The Broadcast Bridge has published multiple articles and tutorials about the industry’s increased use of the cloud as an important tool. It would be good to examine how the cloud is now centric to many traditional in-house workflows. However usage is addictive and must be actively managed to control costs.
A simple internet search for the phrase “media cloud” returns more than 10 million hits. Perhaps 90-percent of them do not relate to broadcast and production applications. Even so, that leaves one-million internet links to resources on cloud and media applications. Could our industry be that entwined with off-premise cloud? The simple answer is yes.
Cloud is a Building Relationship
Moving to cloud-based resources is often considered a one-time event. Perhaps a production demand requires a huge amount of image rendering. The project does not support investment in GPU hardware, so the task is out-sourced to cloud. When the project is completed, the cloud application is spun down and expenses cease.
Shortly thereafter, another project needs something processed and again the cloud is the selected solution.The process repeats itself.
The cloud, pay-as-you-go model is an intoxicating attraction. Be forewarned, pay-as-you-go is not the same as inexpensive.
The cloud solution model has now justified itself over time and projects. This cycle of cloud use grows by adding new tasks. The result is a combination of cost-savings and cost-increases. Soon the facility finds that control over expenses has been lost. The time required to realize value from these applications vary by task and depend on staff experience. One early-recognized benefit is that project costs now fall under OPEX and are identifiable at each stage of the work. Finance managers love such accountability.
Cloud is Addictive
Media cloud workflows often begin for one of two reasons. The first reason, workflows exceed in-house capability, or it may be the end of life for existing hardware. Using a measurable resource as OPEX (cloud) is often a preferred solution.

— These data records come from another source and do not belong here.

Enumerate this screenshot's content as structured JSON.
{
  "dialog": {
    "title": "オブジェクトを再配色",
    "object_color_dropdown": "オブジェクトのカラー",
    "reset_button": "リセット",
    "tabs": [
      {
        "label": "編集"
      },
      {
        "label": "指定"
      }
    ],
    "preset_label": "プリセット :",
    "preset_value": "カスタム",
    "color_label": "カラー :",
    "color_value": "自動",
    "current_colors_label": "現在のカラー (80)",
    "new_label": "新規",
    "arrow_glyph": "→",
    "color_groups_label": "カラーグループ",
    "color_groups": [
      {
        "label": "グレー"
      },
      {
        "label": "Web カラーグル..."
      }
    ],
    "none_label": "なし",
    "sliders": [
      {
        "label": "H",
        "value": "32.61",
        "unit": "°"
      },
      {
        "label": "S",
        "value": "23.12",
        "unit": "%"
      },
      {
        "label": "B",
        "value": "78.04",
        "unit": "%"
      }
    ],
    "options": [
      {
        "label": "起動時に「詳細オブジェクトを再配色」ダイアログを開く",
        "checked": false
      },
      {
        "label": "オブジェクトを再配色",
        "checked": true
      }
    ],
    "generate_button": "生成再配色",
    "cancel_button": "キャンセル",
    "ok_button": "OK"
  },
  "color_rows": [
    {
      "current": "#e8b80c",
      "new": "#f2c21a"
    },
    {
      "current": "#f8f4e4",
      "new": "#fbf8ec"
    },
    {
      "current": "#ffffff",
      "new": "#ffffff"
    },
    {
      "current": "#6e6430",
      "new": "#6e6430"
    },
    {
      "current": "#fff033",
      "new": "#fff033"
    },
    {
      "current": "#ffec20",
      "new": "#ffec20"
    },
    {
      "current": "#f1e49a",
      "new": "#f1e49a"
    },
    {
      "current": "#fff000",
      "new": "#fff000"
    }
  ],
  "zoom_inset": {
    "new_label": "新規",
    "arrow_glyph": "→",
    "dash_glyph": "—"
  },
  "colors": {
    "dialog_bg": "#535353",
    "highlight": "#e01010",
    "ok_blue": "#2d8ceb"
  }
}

A primary factor for cloud adoption is reduced costs when compared with traditional solutions. The following chart comes from 451 Research, “Voice of the Enterprise: Cloud Transformation, Organizational Dynamics 2017.” The number one and two reasons for cloud adoption are cost and scalability.
Expected costs savings and scalability are the two most common reasons for adopting cloud solutions.This also is reflected in the increased number of media-focused SaaS solutions now available on the cloud. Click to enlarge.
Cloud usage may be addictive. Spinning up resources is quick and easy. Once that happens, in-house resources may be retired and no longer available. In addition, once an application is switched to cloud processing, that cost has already been absorbed.The switching cost will no longer be a factor.
Once applications move to the cloud, in-house consolidation is often in order. No longer is maintenance on in-house hardware required. As the old platform is migrated to the cloud, management will expect to see cost savings from increased labor efficiency and higher utilization. At this stage, the fixed requirements of the old platform are no longer applicable. This often results in tough decisions regarding staffing.
Cloud Becomes Expensive
Once a facility moves significant portions of workflows to the cloud, costs rise. The ease with which new projects and tasks can be cloud-based often drives increased usage. While per-unit cost may be low, total costs increase.
Unless access to cloud resources is carefully controlled, projects end up leaderless. Yet because they still reside in the cloud, there is an expense. The financial managers want to control costs, but developers want access and flexibility offered by cloud solutions.
At least three common cloud management changes are used to help control costs. First, administrators should look for pricing discounts from the provider. According to 451 Research, this means using alternative pricing models, such as AWS reserved or spot instances, Microsoft enterprise agreements, or Google's sustained-use pricing models. The Cloud Price Index average discount is 38%. Few business managers would leave those funds on the table.
Second, another available resource is cloud brokers. The 451 Cloud Price Index, tracks over 400,000 SKUs from AWS alone. Third-party tools and consultancies can determine the best combination of resource models to keep costs low while meeting work-processing requirements. The broker can then obtain the needed resources on the user's behalf to keep costs low, and balance them across multiple providers and pricing models.
There are literally hundreds of thousands of pricing points for cloud processing. Amazon alone has at least 400,000. Making sense of the options is difficult and users may benefit from using a broker.
Thirdly, cloud access becomes more tightly controlled through management. This may be expressed as a single-point of control cloud access manager, written usage policies or charge backs to the using departments. All of these steps are designed to help control cloud costs.
Cloud is not Cheap
While early proponents claimed cloud usage was a cost savings nirvana, the fact is not so clear. Research shows that total costs generally do not shrink, but grow at a steady and relatively low rate. Cloud usage unit costs can be kept low through proper governance and the use of the best pricing models. At this point, every resource should be deriving value to the company through increased revenue and productivity.
If the above remain true, then the rising costs of cloud usage are a good thing. The costs enable the business to grow and scale, which is ultimately the greatest value of cloud.
The 451 Research report "The Cloud Transformation Journey" was used in this article.